This week The New York Times featured an article on why professors “lean to the left” based on research by a Mr. Gross and Mr. Fosse. I found this article quite intriguing, as it offered an explanation for the phenomenon I had not yet encountered. The authors found that the professoriate may be subject to “typecasting,” like several other professions in current times. The article provides an example with the nursing profession which has also been typecast, which is evident by the dismal amount of men that are currently in the field (6%). Thus, nursing may be “gender typed,” whereas professors are “politically typed.”
The authors found that liberals and professors often share four traits, including: advanced degrees, a nonconservative religious theology, an expressed tolerance for controversial ideas, and a disparity between education and income. Harvard professor Louis Menand addresses the mismatched education levels and salary complements, and argues it was the product of progressive reformers in the late 19th century. According to the view of the early reformers, the only way to justify the compensation in academia was to offer academics valuable security. Consequently, the ability and privilege to hand pick colleagues and decide who receives tenure made up for the field’s modest salaries. Once this happened, academia experienced a snowball effect.
While Mr. Gross and Mr.

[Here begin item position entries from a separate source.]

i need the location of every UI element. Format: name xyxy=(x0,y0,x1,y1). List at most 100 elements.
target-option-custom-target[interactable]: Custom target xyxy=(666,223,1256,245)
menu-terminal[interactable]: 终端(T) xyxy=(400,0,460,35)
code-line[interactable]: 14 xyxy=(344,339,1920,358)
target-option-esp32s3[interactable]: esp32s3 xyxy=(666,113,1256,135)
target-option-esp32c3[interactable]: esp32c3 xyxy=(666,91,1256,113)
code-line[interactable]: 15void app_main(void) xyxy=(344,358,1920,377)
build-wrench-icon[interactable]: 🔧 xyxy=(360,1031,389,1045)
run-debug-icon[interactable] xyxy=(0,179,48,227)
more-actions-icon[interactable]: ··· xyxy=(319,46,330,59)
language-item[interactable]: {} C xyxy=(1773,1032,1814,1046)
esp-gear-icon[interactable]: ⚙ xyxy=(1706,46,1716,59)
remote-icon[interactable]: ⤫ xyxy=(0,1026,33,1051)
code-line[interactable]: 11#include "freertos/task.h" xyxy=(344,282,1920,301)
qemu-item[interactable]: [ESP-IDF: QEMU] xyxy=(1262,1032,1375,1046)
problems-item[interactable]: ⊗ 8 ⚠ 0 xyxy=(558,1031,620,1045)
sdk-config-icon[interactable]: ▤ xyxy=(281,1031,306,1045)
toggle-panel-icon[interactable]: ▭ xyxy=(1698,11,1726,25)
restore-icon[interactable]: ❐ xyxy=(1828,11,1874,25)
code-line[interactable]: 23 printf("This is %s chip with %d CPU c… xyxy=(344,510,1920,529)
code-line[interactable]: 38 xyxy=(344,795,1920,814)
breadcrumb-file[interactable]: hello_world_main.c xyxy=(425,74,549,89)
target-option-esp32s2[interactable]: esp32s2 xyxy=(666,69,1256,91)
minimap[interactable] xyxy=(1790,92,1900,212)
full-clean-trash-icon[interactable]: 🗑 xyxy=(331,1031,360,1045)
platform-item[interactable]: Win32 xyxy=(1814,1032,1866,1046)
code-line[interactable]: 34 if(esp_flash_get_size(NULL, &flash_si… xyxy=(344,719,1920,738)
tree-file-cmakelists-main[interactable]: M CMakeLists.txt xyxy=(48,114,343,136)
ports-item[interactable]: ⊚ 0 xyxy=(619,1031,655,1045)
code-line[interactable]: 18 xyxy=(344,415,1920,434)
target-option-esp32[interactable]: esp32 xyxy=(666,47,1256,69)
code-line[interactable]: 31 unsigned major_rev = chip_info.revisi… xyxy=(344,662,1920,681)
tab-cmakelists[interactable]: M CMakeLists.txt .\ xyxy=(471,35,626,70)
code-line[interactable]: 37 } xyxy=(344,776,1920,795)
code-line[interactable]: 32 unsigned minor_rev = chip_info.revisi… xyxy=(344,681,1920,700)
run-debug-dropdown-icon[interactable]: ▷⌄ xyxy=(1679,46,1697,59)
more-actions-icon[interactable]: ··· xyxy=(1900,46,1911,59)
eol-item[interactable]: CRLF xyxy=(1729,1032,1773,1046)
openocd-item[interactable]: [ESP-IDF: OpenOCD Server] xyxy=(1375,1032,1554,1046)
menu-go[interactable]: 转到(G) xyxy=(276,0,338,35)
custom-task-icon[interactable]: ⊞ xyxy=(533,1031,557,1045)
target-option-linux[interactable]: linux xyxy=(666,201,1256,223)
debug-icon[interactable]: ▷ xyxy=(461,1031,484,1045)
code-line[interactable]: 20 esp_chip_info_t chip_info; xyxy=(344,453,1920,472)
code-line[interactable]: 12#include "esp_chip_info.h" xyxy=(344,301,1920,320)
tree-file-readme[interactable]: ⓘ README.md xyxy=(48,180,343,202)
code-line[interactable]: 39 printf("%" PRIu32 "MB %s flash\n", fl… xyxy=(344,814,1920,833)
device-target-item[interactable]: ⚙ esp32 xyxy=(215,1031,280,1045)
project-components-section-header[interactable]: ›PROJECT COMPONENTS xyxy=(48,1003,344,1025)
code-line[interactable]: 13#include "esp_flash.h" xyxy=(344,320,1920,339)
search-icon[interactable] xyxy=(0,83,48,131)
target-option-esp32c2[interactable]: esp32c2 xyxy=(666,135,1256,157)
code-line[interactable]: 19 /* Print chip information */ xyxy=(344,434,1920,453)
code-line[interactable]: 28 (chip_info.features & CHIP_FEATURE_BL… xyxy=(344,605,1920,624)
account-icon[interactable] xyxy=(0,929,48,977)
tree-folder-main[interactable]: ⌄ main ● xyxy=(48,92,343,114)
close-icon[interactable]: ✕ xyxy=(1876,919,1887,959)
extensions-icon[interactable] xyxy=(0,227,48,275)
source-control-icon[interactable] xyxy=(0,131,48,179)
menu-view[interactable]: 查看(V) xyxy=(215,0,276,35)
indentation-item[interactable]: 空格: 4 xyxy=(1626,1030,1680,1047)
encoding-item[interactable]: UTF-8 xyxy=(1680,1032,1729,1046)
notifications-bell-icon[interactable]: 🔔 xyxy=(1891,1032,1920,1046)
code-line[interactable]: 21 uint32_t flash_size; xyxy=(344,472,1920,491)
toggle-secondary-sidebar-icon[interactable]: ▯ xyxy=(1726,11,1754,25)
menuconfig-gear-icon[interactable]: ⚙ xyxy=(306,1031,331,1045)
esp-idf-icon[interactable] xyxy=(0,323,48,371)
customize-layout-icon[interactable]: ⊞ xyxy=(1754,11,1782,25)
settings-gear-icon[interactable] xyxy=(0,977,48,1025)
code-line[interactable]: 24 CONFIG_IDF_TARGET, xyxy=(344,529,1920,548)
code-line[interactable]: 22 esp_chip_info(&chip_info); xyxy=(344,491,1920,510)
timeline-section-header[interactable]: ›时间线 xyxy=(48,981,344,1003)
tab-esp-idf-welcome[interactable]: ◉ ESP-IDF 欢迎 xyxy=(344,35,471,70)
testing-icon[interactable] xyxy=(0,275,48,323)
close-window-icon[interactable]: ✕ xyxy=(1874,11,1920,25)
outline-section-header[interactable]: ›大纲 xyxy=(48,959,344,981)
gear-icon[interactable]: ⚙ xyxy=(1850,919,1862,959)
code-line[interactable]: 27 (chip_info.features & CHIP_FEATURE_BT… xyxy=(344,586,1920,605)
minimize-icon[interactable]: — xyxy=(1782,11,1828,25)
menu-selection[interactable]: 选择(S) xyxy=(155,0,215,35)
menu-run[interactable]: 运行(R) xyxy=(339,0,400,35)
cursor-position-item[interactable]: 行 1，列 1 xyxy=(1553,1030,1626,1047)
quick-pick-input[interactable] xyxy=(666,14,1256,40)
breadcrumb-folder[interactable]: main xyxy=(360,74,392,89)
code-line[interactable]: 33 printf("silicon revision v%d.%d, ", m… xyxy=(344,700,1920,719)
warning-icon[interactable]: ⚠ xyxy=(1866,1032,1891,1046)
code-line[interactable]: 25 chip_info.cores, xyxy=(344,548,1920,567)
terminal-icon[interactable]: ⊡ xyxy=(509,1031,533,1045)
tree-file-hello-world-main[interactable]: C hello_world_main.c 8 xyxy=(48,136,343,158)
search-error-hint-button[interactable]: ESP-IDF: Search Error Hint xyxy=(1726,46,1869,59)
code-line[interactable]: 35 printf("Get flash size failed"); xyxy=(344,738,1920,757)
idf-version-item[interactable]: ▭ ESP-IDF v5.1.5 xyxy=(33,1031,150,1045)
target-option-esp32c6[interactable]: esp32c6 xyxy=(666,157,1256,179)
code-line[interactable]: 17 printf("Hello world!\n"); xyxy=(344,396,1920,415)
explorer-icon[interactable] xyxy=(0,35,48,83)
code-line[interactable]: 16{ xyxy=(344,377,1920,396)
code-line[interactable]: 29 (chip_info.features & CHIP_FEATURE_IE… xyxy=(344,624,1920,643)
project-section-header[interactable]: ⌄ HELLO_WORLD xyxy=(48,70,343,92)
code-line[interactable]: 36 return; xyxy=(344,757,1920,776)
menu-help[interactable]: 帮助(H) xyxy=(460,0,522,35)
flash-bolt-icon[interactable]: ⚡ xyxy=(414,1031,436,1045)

Fosse’s research is still waiting to be published, it may provide unprecedented quantitative evidence to a question that is often approached with anecdotal reports.
As a graduate student, I often find that I am one of few conservatives on my campus. I have been fortunate in that I have had a great experience during my university years, and I hope that all students of diverse ideological backgrounds may continue to do so in the future. However, I feel that as the political climate polarizes individuals, students and faculty included, we may forget to listen to one another. The most rewarding part of academia is the exchange of ideas, and with this, the creation of a learning community. I have the utmost respect for colleagues who harbor different political views then me, and in turn, I ask for the same respect from them. Hostile classrooms that threaten to ostracize individuals who stand with minority opinions truly lose an imperative component of education: being exposed to concepts that are different and uncomfortable. The best part of my time in higher education has been the opportunity to be exposed to varying types of people, experiences and ideas. It is my hope that neither conservatives, liberals, nor other ideological groups will be blatantly discriminated against in an institution of higher learning.
Acceptance may be easier said then done for conservative students and faculty. Yet everyday offers the chance to increase understanding and tolerance in the classroom, and perhaps this is best approached one day at a time. What are your classrooms like? Do you feel like you must censor your opinions around others?